King Cakes are one of the primary foods associated with Mardi Gras or Carnival. These cakes are frosted with alternating bands of colored sugar: 

Purple = Justice
Green = Faith
Gold = Power

They also have small dolls (or a bean) hidden inside these cakes.  Whoever gets the piece with the doll (or bean) is crowned King for a day.  In New Orleans, the Carnival begins with the King's Ball or Bal du Roi.  And, a Parisian tradition says that whoever gets the doll has to hold the next ball.  These balls go on all season, with the final one held on Mardi Gras.

Kewes

 These are private clubs that give parties, parades and balls during Mardi Gras season.  The Kewes can be traced back to Mobile, Alabama in 1831.  A man named Michael Krafft had been out celebrating New Year's Eve with friends when they decided to break into a hardware store.  They stole cowbells and rakes and then paraded through the streets making as much noise as they could.  This lead to the creation of the Cowbellion de Rakin Society.  This group organized a rowdy costume parade the following year featuring tableaux and dancing. In 1857, six men from Mobile and members of the Society moved to New Orleans. They decided to introduce a similar organization there. They did, and named it the Mystick Kewe of Comus.  Doesn't make much sense to you?  This was a reference to the masque (a dramatic entertainment featuring elaborate costumes, scenery, music and dancing) called Comus written by English poet John Milton; and, to the Greek and Roman god of revelry, feasting and nocturnal entertainment.  The word Krewe is said to come from the Anglo-Saxon spelling of "crew."

In 1988, there were approximately 60 krewes in New Orleans. Today they parade through the streets for almost 3 weeks before Mardi Gras.  Comus remains the most traditional krewe, producing floats for the parade similiar to those seen a hundred years ago. The other krewes (named such as Rex, Zulu, Proteus, and Momus) are also private clubs, often linking back to old-line Catholic or Protestant social networks.  The Kewe of Rex is credited with introducing the tradition of the fattened ox to the Mardi Gras festival by using it as a theme for a giant float. (See below for Ox)

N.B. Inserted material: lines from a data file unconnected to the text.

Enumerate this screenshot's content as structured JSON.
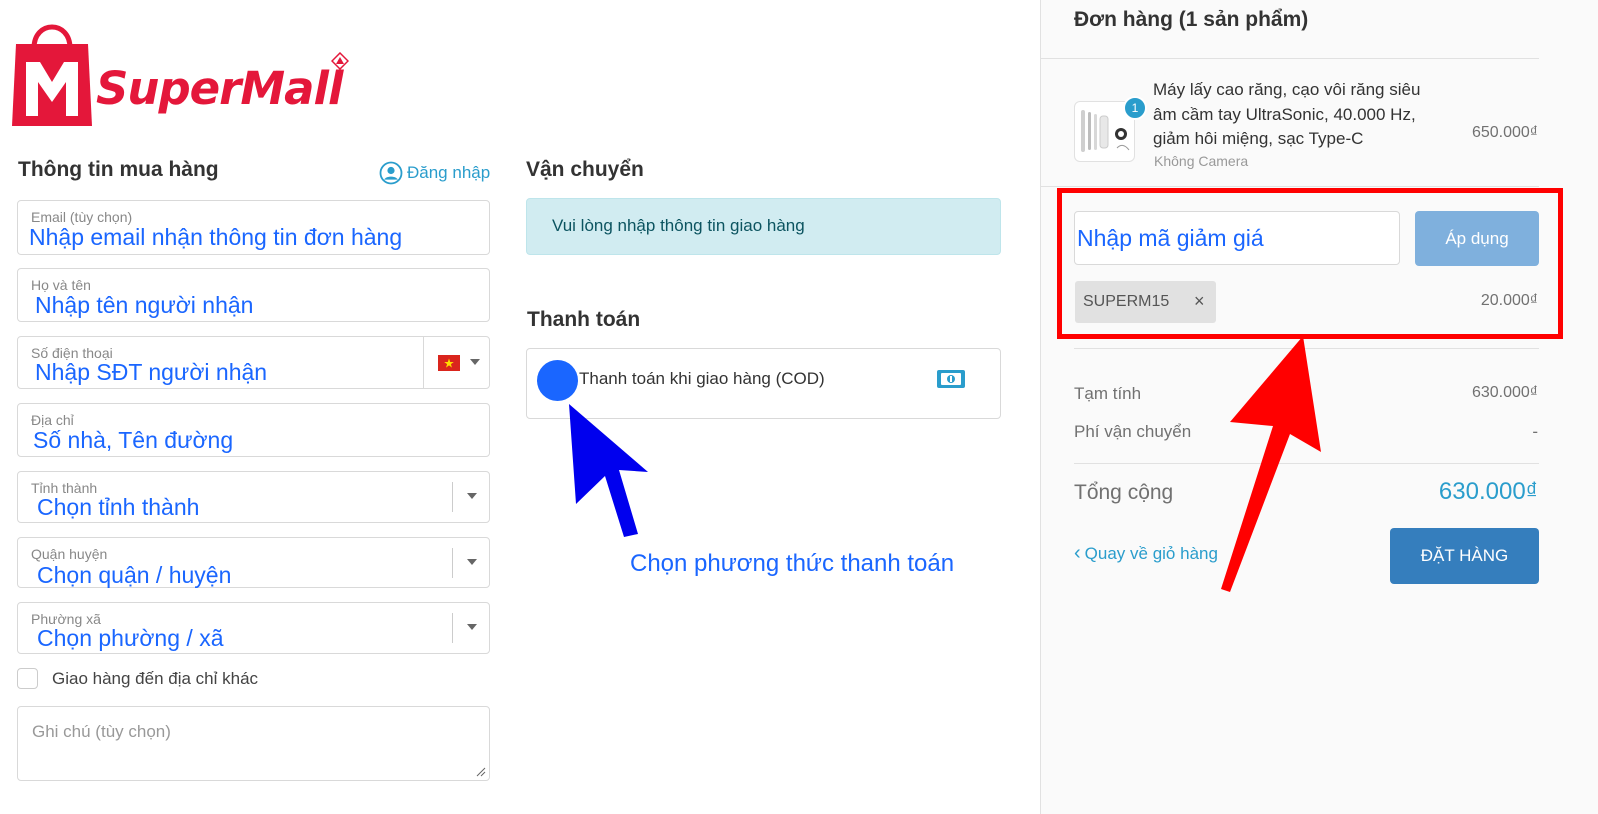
{
  "brand": {
    "name": "SuperMall",
    "logo_letter": "M"
  },
  "customer": {
    "title": "Thông tin mua hàng",
    "login_label": "Đăng nhập",
    "email": {
      "label": "Email (tùy chọn)",
      "value": "Nhập email nhận thông tin đơn hàng"
    },
    "name": {
      "label": "Họ và tên",
      "value": "Nhập tên người nhận"
    },
    "phone": {
      "label": "Số điện thoại",
      "value": "Nhập SĐT người nhận"
    },
    "address": {
      "label": "Địa chỉ",
      "value": "Số nhà, Tên đường"
    },
    "province": {
      "label": "Tỉnh thành",
      "value": "Chọn tỉnh thành"
    },
    "district": {
      "label": "Quận huyện",
      "value": "Chọn quận / huyện"
    },
    "ward": {
      "label": "Phường xã",
      "value": "Chọn phường / xã"
    },
    "ship_other_label": "Giao hàng đến địa chỉ khác",
    "note_placeholder": "Ghi chú (tùy chọn)"
  },
  "shipping": {
    "title": "Vận chuyển",
    "notice": "Vui lòng nhập thông tin giao hàng"
  },
  "payment": {
    "title": "Thanh toán",
    "method_label": "Thanh toán khi giao hàng (COD)",
    "annotation": "Chọn phương thức thanh toán"
  },
  "order": {
    "title": "Đơn hàng (1 sản phẩm)",
    "item": {
      "quantity": "1",
      "name_line1": "Máy lấy cao răng, cạo vôi răng siêu",
      "name_line2": "âm cầm tay UltraSonic, 40.000 Hz,",
      "name_line3": "giảm hôi miệng, sạc Type-C",
      "variant": "Không Camera",
      "price": "650.000₫"
    },
    "discount_value": "Nhập mã giảm giá",
    "apply_label": "Áp dụng",
    "coupon_code": "SUPERM15",
    "coupon_remove": "×",
    "coupon_amount": "20.000₫",
    "subtotal_label": "Tạm tính",
    "subtotal_value": "630.000₫",
    "shipping_label": "Phí vận chuyển",
    "shipping_value": "-",
    "total_label": "Tổng cộng",
    "total_value": "630.000₫",
    "back_label": "Quay về giỏ hàng",
    "back_chevron": "‹",
    "order_button": "ĐẶT HÀNG"
  },
  "colors": {
    "brand_red": "#e4173a",
    "link_blue": "#2a9dcc",
    "annotation_blue": "#1a66ff",
    "highlight_red": "#ff0000",
    "order_button": "#357ebd",
    "apply_button": "#7fb0dd"
  },
  "icons": [
    "shopping-bag-icon",
    "user-circle-icon",
    "vietnam-flag-icon",
    "cash-icon",
    "chevron-left-icon"
  ]
}
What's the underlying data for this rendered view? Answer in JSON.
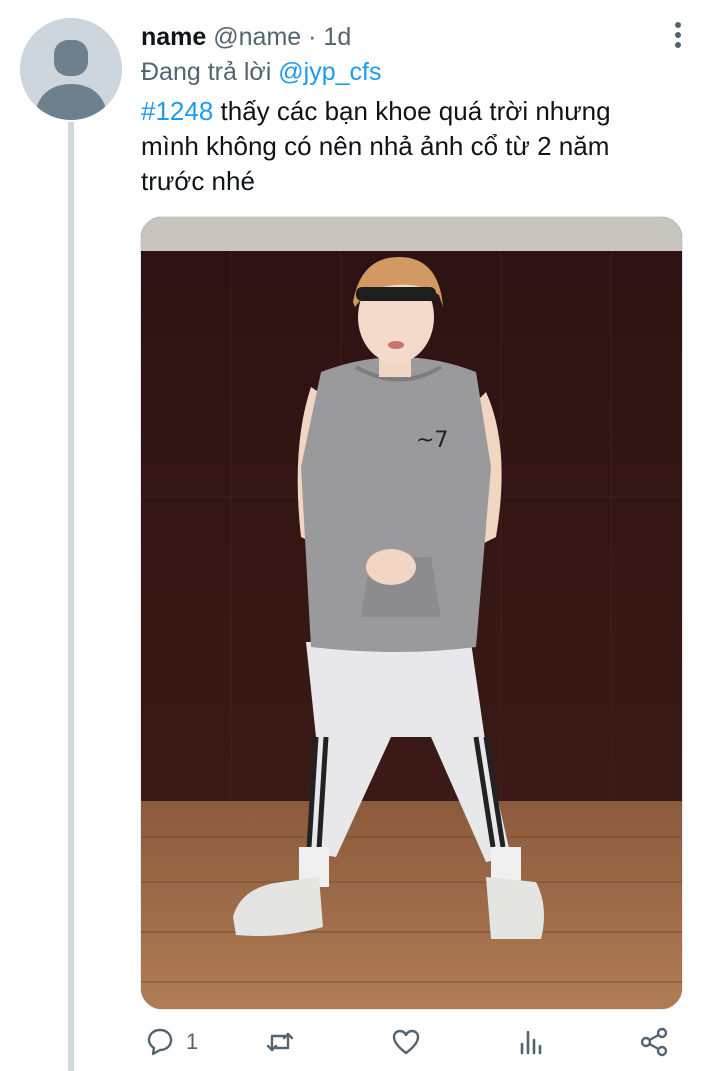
{
  "tweet": {
    "author_name": "name",
    "author_handle": "@name",
    "separator": "·",
    "time": "1d",
    "reply_prefix": "Đang trả lời",
    "reply_mention": "@jyp_cfs",
    "hashtag": "#1248",
    "text_line1": " thấy các bạn khoe quá trời nhưng",
    "text_line2": "mình không có nên nhả ảnh cổ từ 2 năm",
    "text_line3": "trước nhé"
  },
  "actions": {
    "reply_count": "1",
    "retweet_count": "",
    "like_count": ""
  },
  "icons": {
    "avatar": "default-avatar-icon",
    "more": "more-vertical-icon",
    "reply": "reply-icon",
    "retweet": "retweet-icon",
    "like": "heart-icon",
    "views": "analytics-icon",
    "share": "share-icon"
  },
  "colors": {
    "accent": "#1d9bf0",
    "secondary_text": "#536471",
    "thread_line": "#cfd9de"
  }
}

There are also "maverick" krewes whose memberships are open to anyone who can pay the required fee to join.  The floats are designed by the krewes and range from very traditional (these are small, delicate floats with a lot of ornamental sculptures and an extreme use of gold and silver), to less formal floats that are merely decorated vans and trucks.

Some feel that the kewes and their parades go back to the reynages of medieval France. These were make-believe kingdoms established as part of the Carnival celebration. It is also believed that the floats seen in the Mardi Gras parades were derived from religious tableaux originally performed in churches, later removed outside when they got too rowdy.

Ox

One theory regarding the origin of Mardi Gras (Fat Tuesday) is that it was named after the ritual of leading a fattened ox through the village streets before Lent. Afterwards it was slaughtered to provide the final meal before Lenten restrictions on meat and dairy products went into effect.

In many French Carnival celebrations today, a fattened ox plays a central role. A child that is referred to as "the king of butchers" rides in a decorated car behind the ox and the people throw confetti or blow horns on the ox as the butcher passes by.